红尘台前,气氛剑拔弩张。
马文远负手而立,羽衣无风自动,眉宇间尽是居高临下的傲然。
他斜睨着方休,嘴角噙着一丝冰冷的讥诮。
“无知小儿,你先进!”
言语间透着一股不容置疑的自信,仿佛这红尘台第八层已是他的囊中之物。
对于这场关乎道心的“文考”,他有着无与伦比的笃定。
方休闻言,目光扫过那座流转着苍茫古意的白玉台,嘴角竟微微向上翘起一个难以察觉的弧度。
红尘台啊……
目光穿过重重迷障,仿佛看见无数前那个娇小身影挥汗如雨的场景。
鸾丫头当年用本命精血温养这破石头,倒是造出个磨人心性的好去处。
“嘶——”
“狂妄!”
“简直不知天高地厚!”
方休这轻描淡写却又狂妄至极的话语,如同在滚油中泼入冷水,瞬间炸开了锅。
王护法与元清的脸皮狠狠抽搐了一下。
恨不得立刻扑上去用禁言符箓封住方休那张惹祸的嘴。
两人眼神交汇,皆是无奈与羞恼
——这小子,少吹两句牛皮会死吗?!
“废物蠢材!”
许护法早已按捺不住,猛地踏前一步,周身寒气四溢,地面瞬间凝结出一层薄霜。
他五指成爪虚扣,空中竟浮现出九道冰棱,锋芒直指方休眉心,声音森寒彻骨。
“连道心为何物都不知的废物,也配提老祖名讳?丢人现眼!”
“我?”
方休慢吞吞地开口,语调拖得老长,带着一种令人牙痒的懒散。
掏了掏耳朵,仿佛在拂去什么噪音。
“这种过家家的台子,对我而言,实在提不起半点兴致
抬眼,目光轻飘飘地落在马文远脸上,带着一丝玩味。
“若是我先上,只怕你连登台露脸的机会都没了。”
“罢了让你先吧,省得事后哭诉我不给你机会。”
马文远更是被气得浑身发抖,一张俊脸涨成了猪肝色。
凡体废物怎敢辱没创派祖师?
他堂堂蓬莱飞羽阁天骄,竟被一个凡体废物如此轻慢!
怒极反笑,指着方休,声音都因暴怒而有些变调。
“好!好!好大的口气!本公子倒要睁大眼睛瞧瞧,你这狂徒能入几层!”
“几层?”
方休像是听到了什么有趣的笑话,摇了摇头,慢条斯理地整理了一下自己朴素的袖口,“区区九重层,穿过去有何难?”

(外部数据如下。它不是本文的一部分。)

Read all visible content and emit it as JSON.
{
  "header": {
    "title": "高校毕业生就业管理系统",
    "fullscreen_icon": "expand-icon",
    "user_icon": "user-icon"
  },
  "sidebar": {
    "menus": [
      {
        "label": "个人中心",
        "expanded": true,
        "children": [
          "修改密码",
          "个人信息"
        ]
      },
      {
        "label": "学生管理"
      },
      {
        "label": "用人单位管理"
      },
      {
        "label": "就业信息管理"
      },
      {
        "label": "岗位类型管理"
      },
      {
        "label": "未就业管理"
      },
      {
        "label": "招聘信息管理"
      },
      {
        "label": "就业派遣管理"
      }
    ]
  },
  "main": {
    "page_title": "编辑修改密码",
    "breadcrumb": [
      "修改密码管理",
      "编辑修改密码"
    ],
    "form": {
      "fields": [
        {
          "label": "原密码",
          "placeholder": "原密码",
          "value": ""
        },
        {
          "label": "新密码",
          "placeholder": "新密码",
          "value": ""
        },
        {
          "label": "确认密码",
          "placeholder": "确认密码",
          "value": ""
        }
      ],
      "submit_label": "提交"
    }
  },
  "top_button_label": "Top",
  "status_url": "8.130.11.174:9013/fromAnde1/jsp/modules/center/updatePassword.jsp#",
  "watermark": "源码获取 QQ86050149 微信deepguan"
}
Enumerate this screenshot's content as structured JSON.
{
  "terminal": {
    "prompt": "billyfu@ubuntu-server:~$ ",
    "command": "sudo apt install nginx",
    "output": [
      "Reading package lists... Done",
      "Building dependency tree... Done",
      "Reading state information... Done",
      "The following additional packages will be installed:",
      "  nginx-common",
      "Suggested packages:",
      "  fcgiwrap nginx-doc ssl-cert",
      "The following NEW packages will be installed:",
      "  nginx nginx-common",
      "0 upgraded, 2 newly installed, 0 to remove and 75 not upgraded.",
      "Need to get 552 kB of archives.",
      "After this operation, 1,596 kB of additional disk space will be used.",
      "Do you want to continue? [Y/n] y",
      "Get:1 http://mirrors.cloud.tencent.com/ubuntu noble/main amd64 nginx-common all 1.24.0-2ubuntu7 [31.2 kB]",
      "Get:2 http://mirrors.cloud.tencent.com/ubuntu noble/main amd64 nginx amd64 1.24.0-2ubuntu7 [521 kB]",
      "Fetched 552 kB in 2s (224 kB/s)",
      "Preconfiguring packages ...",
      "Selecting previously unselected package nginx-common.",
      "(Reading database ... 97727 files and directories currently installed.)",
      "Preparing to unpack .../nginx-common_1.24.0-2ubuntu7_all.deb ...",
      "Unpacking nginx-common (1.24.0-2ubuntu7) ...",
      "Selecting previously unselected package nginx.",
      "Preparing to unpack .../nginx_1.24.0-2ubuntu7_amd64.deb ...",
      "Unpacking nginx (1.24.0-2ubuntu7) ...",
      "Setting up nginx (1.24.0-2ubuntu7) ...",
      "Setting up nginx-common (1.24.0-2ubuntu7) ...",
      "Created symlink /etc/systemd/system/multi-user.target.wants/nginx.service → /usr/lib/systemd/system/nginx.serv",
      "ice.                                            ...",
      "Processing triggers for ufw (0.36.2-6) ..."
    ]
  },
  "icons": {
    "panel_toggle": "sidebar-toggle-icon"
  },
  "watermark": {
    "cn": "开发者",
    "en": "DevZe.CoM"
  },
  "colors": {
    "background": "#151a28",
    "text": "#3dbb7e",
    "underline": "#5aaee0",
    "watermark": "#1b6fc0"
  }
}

“就像饭后散步一般轻松。正因为太没意思,我才大发慈悲让你先上,免得你待会儿道心崩溃,羞愤欲绝,那多不好看?”
“呸——!”
“无耻之尤!”
“落英道宗的脸都被你丢尽了!吹牛不打草稿!”
方休这“饭后散步穿九层”的狂言,彻底点燃了飞羽阁弟子的怒火。
无数道鄙夷、愤怒的目光几乎要将他洞穿。
王护法与元清长老此刻恨不得找个地缝钻进去,老脸火辣辣地疼。
他们比谁都清楚这红尘台的厉害!
年轻一代弟子能入第七层,那已是凤毛麟角,道心与道行缺一不可的证明!
这小子简直是在痴人说梦!
就连首席大护法李长河也忍不住缓缓摇头,看向方休的目光充满了不解与失望。
落英道宗的首席大弟子竟是这等货色?
穿过九重红尘台?
这牛皮吹得连他这个级别的高手都觉得荒谬绝伦!
他自己都没把握做到!
“九重层?!”
马文远像是听到了世间最可笑的笑话,仰天狂笑起来,笑声中充满了极致的嘲讽。
他指着方休,眼中尽是轻蔑。
“你若真能穿过九重红尘台,本公子当场叫你一声爹!”
方休闻言,后漫不经心地瞥了马文远一眼,悠然道。
“啧,免了免了。我可没有你这么不孝的儿子,丢不起那人。”
“你——!”
马文远狂笑声戛然而止,如同被掐住了脖子的公鸡,脸瞬间由红转青再转紫。
他双目喷火,死死盯着方休,森然道。
“好!好一个牙尖嘴利!既然你如此狂妄,可敢与本公子赌上一局?!”
“哦?赌?”
方休似乎来了点兴趣,嘴角勾起一抹若有若无的笑意。
“赌什么?说来听听。”
马文远脸上浮现出阴冷的狞笑,一字一顿道。
“你若能穿过九重红尘台!我马文远当场认输,自甘下风!若是你做不到——”
故意拉长声调,带着刻骨的羞辱意味。
“就给我跪下!从本公子的胯下爬过去!”
此言一出,王护法与元清长老脸色骤变!
这已不仅仅是考核胜负,这是赤裸裸的羞辱!对方休,更是对整个落英道宗的践踏!
两人心中怒火升腾,却又无可奈何,只能暗自咬牙
——方休啊方休,这全是你自取其辱!
“爬过去?”
方休仿佛听到了什么新奇玩意儿,眉毛一挑,随即乜了马文远一眼,淡淡笑道。
“听起来倒也有趣。不过,若是我穿过了九重层呢?你是不是也该礼尚往来,从我胯下爬一回?”
“你——!”
马文远被方休这轻佻的反问噎得气血翻涌,脸色由紫转黑,手指捏得咯咯作响,几乎要忍不住当场动手。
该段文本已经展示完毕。